赦せないあいつと大人の恋をして
あいつ
結局私は、あの男のマンションのあいつが使ってるベッドに横になったまま。すぐそこに見えている玄関まで、立って歩いて行く事も出来そうにない。三十九度の熱に頭も天井もグルグル回っているように感じる。
「出掛けて来るから、ちゃんと寝てろよ」
そう言って、あいつは出て行った。
絶対に眠ったりしない。意地を張ったところで、熱に浮かされて、体中が痛くて力すら入らない。そのまま吸い込まれるように眠っていた。
ここは、どこだろう……。緑の綺麗な景色の中を歩いている。私の前には、誰だろう。男性がどんどん歩いて行くのが見える。
「待って」
声を掛けたら振り向いたのは、お兄ちゃん。
「綾、早く来い」
そう言うと私を置いて行ってしまう。
私は何とか追い付こうと急いで歩いて転びそうになった。
「綾、大丈夫か?」
私を抱えてくれたのは、あいつ。
お兄ちゃんは何処なの? と思ったところで目が覚めた。
夢……。
義姉の妊娠を聞かされて、少なからず私は動揺していた。結婚している夫婦の間に、赤ちゃんが出来るのは当然の事。しかも仲の良い兄夫婦なら、なおさらのこと。
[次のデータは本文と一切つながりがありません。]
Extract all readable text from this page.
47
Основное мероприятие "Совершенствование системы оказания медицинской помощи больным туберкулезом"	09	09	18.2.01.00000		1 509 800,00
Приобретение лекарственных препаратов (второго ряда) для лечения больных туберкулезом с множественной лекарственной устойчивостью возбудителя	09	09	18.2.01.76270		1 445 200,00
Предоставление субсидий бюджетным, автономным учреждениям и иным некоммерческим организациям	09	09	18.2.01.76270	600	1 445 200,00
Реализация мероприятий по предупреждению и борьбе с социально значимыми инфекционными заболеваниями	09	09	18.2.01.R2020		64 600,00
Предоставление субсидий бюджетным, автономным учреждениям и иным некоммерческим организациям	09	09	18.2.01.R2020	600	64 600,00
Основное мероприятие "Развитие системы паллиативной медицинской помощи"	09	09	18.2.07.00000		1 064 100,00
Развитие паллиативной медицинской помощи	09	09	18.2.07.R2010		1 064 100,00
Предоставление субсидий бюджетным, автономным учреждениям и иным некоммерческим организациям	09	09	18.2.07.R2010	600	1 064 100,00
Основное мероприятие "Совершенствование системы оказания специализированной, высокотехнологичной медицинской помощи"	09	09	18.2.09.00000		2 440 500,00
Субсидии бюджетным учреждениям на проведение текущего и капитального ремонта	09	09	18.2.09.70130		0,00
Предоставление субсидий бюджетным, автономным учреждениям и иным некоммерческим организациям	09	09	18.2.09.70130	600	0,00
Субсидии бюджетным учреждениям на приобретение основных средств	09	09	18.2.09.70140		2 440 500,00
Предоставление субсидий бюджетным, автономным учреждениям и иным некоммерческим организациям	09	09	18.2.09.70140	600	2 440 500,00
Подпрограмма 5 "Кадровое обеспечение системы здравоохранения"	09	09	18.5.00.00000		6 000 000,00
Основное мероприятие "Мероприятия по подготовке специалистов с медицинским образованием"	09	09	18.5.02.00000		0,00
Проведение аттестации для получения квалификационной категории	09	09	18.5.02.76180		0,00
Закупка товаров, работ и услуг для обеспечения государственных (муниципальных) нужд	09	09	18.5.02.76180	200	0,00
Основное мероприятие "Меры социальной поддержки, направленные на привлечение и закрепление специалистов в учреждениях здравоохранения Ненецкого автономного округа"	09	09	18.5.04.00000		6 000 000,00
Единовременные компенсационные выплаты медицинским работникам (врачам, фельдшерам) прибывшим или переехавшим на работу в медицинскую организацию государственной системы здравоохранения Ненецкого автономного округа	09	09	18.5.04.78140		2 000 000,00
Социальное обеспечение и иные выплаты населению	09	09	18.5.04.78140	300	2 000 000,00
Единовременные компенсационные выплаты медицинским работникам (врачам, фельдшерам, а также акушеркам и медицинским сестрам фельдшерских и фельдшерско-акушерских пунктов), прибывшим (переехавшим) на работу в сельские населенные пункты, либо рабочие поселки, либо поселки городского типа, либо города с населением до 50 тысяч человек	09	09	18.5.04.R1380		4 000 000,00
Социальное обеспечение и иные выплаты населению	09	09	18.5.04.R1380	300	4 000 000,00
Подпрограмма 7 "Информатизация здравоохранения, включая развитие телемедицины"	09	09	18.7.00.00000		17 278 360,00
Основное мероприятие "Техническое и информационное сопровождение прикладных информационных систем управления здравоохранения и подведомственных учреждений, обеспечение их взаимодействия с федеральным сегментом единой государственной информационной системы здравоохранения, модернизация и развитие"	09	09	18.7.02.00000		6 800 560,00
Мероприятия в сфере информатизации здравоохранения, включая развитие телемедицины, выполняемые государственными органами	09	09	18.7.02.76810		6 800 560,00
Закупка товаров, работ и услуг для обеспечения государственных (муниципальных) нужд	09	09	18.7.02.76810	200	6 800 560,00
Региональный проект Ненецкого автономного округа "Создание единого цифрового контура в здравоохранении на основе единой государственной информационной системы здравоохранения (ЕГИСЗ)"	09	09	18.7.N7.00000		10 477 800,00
この気持ちは嫉妬? 大好きなお兄ちゃんの赤ちゃんを身ごもった義姉に対して?
そんなことない。心から祝福している。生まれて来る子は私にとっても甥っ子か姪っ子なのだから。
でも、この寂しさは何? 私は一人だから……。独りぼっちだから……。恋愛感情なんてもの、何処かに置いてきてしまったから……。
そんな事を考えていたら玄関のドアが開いて、あいつが帰って来た。何だか、たくさんの荷物を床に下ろしてベッドに近付いて来る。
「起きてたのか? 眠れない?」
「ううん。少し眠ったから」
「そうか。ちょっと待ってて」
キッチンで何かを始めてトレイで持って来た。
「薬を飲むのに何かお腹に入れた方が良いと思って、レトルトのおかゆ買って来た。食べられそうか?」
「ううん。いい」
「少しだけでも食べろって」
私の上半身を起こして背中に大きなクッションを入れてくれた。
「ほら、食べて」
スプーンに少しおかゆを乗せて私の口に運んでくれる。
仕方なく二口食べた。でも
「もういい」
「そうか。美味しくない?」
そう言うと男はおかゆを食べ始めた。